Agreement between the primary oximetry‐derived indicator (ODI2.5_5) and the reference AHI was quantified using intraclass correlation coefficients (ICC; two‐way mixed‐effects model). Diagnostic classification performance at AHI thresholds of 5, 15, and 30 events/h was evaluated using sensitivity, specificity, accuracy, positive predictive value (PPV), negative predictive value (NPV), and Cohen's kappa. For ODI2.5_5, classification was performed using the corresponding fixed severity thresholds (i.e., ODI2.5_5 ≥ 5/15/30 events/h). For continuous hypoxemia indicators (CT90, CT95, and LSpO_2_, where applicable), discriminative performance was assessed at the same AHI thresholds using the same classification metrics, with optimal cutoffs determined as specified in the tables. All analyses were performed using Python 3.11 (SciPy and scikit‐learn) and SPSS Statistics 24 (IBM Corp., USA).
Results
3
Participant Flow and Baseline Characteristics
3.1
Of the 578 initially enrolled participants, 46 were excluded due to equipment‐related failures, including prolonged loss of the nasal airflow signal (> 1 h), insufficient total recording or sleep time (< 3 h), or persistently poor signal quality. An additional 57 participants were excluded because the total recording time differed by > 2 h between the PM50‐B and the paired reference study, precluding time‐aligned comparison. The final analytic cohort therefore comprised 475 participants, including Type I PSG (n = 37), Type II PSG (n = 32), and Type III HSAT (n = 406). Demographic and clinical characteristics are summarized in Table 1. Baseline nocturnal respiratory and oxygenation indices—including the AHI, oxygen desaturation indices, LSpO_2_, and cumulative hypoxemia metrics—are provided in Table S1.

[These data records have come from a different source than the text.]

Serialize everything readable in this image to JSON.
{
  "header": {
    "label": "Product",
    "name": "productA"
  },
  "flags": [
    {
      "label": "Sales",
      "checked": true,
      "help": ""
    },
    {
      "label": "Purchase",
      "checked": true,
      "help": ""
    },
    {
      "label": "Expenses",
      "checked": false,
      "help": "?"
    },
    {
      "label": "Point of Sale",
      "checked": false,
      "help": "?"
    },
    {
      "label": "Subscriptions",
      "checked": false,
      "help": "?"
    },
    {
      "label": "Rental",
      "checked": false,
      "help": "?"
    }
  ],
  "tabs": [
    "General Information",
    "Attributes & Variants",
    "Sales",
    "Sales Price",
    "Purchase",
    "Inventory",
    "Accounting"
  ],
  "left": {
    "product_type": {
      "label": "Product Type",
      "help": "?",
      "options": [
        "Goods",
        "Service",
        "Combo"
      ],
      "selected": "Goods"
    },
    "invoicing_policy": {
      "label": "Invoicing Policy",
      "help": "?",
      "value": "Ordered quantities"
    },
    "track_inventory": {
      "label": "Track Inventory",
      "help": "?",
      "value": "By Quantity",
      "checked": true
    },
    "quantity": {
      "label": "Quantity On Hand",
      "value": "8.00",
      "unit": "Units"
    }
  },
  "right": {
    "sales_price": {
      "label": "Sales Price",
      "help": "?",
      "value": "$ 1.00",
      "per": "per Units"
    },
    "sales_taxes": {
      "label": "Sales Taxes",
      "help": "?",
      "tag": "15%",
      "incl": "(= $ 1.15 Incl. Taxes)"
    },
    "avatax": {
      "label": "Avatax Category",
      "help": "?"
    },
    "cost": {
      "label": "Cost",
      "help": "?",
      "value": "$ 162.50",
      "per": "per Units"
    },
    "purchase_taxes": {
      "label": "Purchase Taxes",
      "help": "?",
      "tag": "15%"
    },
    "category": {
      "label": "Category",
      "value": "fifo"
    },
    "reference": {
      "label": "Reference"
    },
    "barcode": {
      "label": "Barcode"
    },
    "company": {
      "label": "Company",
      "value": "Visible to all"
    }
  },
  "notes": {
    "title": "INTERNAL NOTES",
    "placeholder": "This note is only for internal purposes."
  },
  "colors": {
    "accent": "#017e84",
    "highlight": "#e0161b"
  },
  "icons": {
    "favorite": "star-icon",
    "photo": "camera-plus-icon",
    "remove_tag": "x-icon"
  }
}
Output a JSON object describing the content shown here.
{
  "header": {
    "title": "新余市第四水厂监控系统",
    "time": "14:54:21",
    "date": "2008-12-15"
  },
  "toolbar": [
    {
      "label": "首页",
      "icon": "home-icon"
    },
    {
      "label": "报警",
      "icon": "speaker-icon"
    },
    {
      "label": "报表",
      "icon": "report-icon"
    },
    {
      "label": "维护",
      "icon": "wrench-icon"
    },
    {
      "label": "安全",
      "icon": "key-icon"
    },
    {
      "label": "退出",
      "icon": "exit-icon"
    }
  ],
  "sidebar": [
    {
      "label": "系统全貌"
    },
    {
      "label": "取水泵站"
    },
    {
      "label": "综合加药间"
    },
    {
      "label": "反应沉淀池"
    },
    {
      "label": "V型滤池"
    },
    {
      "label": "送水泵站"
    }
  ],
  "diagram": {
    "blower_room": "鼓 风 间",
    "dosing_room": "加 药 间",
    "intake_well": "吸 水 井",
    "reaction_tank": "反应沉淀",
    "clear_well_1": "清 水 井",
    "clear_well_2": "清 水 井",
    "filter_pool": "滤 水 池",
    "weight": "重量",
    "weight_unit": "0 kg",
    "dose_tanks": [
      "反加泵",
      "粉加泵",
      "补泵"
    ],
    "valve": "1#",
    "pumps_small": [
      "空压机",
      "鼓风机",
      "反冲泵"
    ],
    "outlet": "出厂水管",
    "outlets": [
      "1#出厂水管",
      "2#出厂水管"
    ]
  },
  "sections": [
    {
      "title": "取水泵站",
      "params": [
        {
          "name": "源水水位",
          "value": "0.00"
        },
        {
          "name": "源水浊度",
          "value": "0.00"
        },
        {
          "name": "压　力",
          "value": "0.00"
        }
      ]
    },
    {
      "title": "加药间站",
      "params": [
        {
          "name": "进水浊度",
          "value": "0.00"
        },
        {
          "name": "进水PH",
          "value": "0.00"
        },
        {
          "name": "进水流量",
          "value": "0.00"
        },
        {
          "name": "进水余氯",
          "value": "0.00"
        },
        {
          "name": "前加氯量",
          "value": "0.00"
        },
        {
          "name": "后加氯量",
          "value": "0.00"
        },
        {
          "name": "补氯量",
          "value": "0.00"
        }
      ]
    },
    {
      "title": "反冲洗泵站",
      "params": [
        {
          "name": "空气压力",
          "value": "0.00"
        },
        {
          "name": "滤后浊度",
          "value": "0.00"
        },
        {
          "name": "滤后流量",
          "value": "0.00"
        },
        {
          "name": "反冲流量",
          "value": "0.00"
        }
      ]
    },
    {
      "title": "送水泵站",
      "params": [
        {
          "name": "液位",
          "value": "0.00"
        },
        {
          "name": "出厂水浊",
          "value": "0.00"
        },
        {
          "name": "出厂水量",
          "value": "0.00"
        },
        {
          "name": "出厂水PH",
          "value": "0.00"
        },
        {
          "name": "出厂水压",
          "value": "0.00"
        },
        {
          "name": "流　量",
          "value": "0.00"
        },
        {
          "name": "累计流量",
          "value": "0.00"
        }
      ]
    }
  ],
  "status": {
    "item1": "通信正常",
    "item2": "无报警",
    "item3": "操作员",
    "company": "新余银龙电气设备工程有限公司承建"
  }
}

Performance Screening of ODI Variants and Primary Metric Selection
3.2
We evaluated multiple prespecified parameterizations of the ODI derived from PM50‐B SpO_2_ (Table S2). Across the evaluated ODI definitions, Pearson correlations with the reference AHI ranged from r = 0.752 to 0.772, with corresponding R ^2^ = 0.566–0.597. Among ODI candidates, ODI2.5_5 demonstrated the most favorable overall profile and was therefore selected as the primary PM50‐B–derived metric for downstream analyses, showing r = 0.765, R ^2^ = 0.586, RMSE = 14.176 events/h, MAE = 8.983 events/h, and mean bias = −2.397 events/h. Agreement with AHI for ODI2.5_5 was moderate (ICC = 0.710), with Bland–Altman limits of agreement of 25.018 and −29.811 events/h (LoA range 54.830 events/h).

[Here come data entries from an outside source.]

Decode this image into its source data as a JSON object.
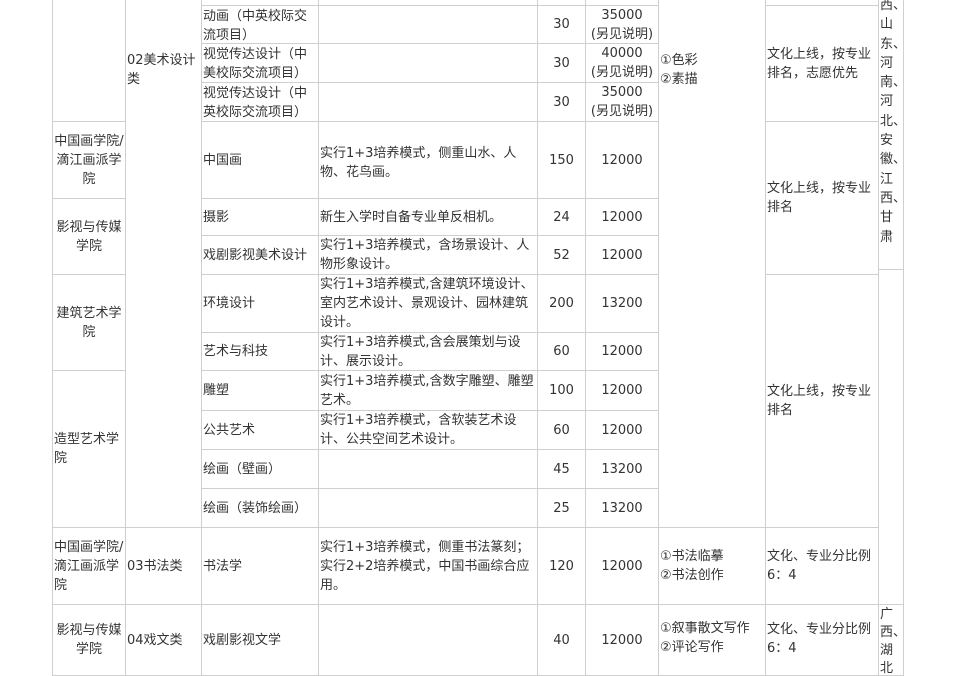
{
  "truncated_top_text": "...",
  "rows": [
    {
      "major": "动画（中英校际交流项目）",
      "quota": "30",
      "fee": "35000",
      "fee_note": "(另见说明)"
    },
    {
      "major": "视觉传达设计（中美校际交流项目）",
      "quota": "30",
      "fee": "40000",
      "fee_note": "(另见说明)"
    },
    {
      "major": "视觉传达设计（中英校际交流项目）",
      "quota": "30",
      "fee": "35000",
      "fee_note": "(另见说明)"
    },
    {
      "major": "中国画",
      "desc": "实行1+3培养模式，侧重山水、人物、花鸟画。",
      "quota": "150",
      "fee": "12000"
    },
    {
      "major": "摄影",
      "desc": "新生入学时自备专业单反相机。",
      "quota": "24",
      "fee": "12000"
    },
    {
      "major": "戏剧影视美术设计",
      "desc": "实行1+3培养模式，含场景设计、人物形象设计。",
      "quota": "52",
      "fee": "12000"
    },
    {
      "major": "环境设计",
      "desc": "实行1+3培养模式,含建筑环境设计、室内艺术设计、景观设计、园林建筑设计。",
      "quota": "200",
      "fee": "13200"
    },
    {
      "major": "艺术与科技",
      "desc": "实行1+3培养模式,含会展策划与设计、展示设计。",
      "quota": "60",
      "fee": "12000"
    },
    {
      "major": "雕塑",
      "desc": "实行1+3培养模式,含数字雕塑、雕塑艺术。",
      "quota": "100",
      "fee": "12000"
    },
    {
      "major": "公共艺术",
      "desc": "实行1+3培养模式，含软装艺术设计、公共空间艺术设计。",
      "quota": "60",
      "fee": "12000"
    },
    {
      "major": "绘画（壁画）",
      "quota": "45",
      "fee": "13200"
    },
    {
      "major": "绘画（装饰绘画）",
      "quota": "25",
      "fee": "13200"
    },
    {
      "major": "书法学",
      "desc": "实行1+3培养模式，侧重书法篆刻；实行2+2培养模式，中国书画综合应用。",
      "quota": "120",
      "fee": "12000"
    },
    {
      "major": "戏剧影视文学",
      "quota": "40",
      "fee": "12000"
    }
  ],
  "colleges": {
    "guohua1": "中国画学院/滴江画派学院",
    "yingshi1": "影视与传媒学院",
    "jianzhu": "建筑艺术学院",
    "zaoxing": "造型艺术学院",
    "guohua2": "中国画学院/滴江画派学院",
    "yingshi2": "影视与传媒学院"
  },
  "categories": {
    "meishu": "02美术设计类",
    "shufa": "03书法类",
    "xiwen": "04戏文类"
  },
  "subjects": {
    "meishu": [
      "①色彩",
      "②素描"
    ],
    "shufa": [
      "①书法临摹",
      "②书法创作"
    ],
    "xiwen": [
      "①叙事散文写作",
      "②评论写作"
    ]
  },
  "rules": {
    "r1": "文化上线，按专业排名，志愿优先",
    "r2": "文化上线，按专业排名",
    "r3": "文化上线，按专业排名",
    "r4": "文化、专业分比例6：4",
    "r5": "文化、专业分比例6：4"
  },
  "regions": {
    "top": [
      "西、",
      "山",
      "东、",
      "河",
      "南、",
      "河",
      "北、",
      "安",
      "徽、",
      "江",
      "西、",
      "甘",
      "肃"
    ],
    "bottom": [
      "广",
      "西、",
      "湖",
      "北"
    ]
  }
}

Compared with alternative ODI definitions (e.g., ODI2.5_6, ODI2.8_8, ODI2_6, ODI4_8, and ODI4_10), ODI2.5_5 provided the best combined performance in correlation, error, and agreement metrics (Table S2), supporting its use as the primary ODI configuration for AHI‐aligned Type IV screening in this cohort.
Agreement and Discrimination of PM50‐B–Derived ODI2.5_5
3.3
Bland–Altman analyses showed consistent agreement between PM50‐B–derived ODI2.5_5 and the reference AHI across modalities (Figure 3). The mean differences (ODI2.5_5—AHI) were −9.524 events/h for Type I PSG (95% limits of agreement, −39.971 to 20.923), −2.621 events/h for Type II PSG (−20.266 to 15.023), and −1.729 events/h for Type III HSAT (−29.185 to 25.727). In the overall cohort (N = 475), the mean bias was −2.397 events/h with 95% limits of agreement −29.811 to 25.018.
Spearman correlation scatter plots (r) and Bland–Altman plots comparing PM50‐B–derived ODI2.5_5 with the reference apnea–hypopnea index (AHI): (A) ODI2.5_5 vs. overall AHI, (B) ODI2.5_5 vs. Type I PSG‐AHI, (C) ODI2.5_5 vs. Type II PSG‐AHI, and (D) ODI2.5_5 vs. Type III HSAT‐AHI.
Receiver operating characteristic (ROC) analyses demonstrated good discrimination across standard clinical severity thresholds (Figure 4). In the overall cohort, the AUCs were 0.904 for AHI ≥ 5, 0.925 for AHI ≥ 15, and 0.922 for AHI ≥ 30. Device‐stratified analyses showed AUCs of 0.934/0.933/0.964 (Type I), 0.908/0.983/0.985 (Type II), and 0.905/0.928/0.915 (Type III) for AHI ≥ 5/15/30, respectively.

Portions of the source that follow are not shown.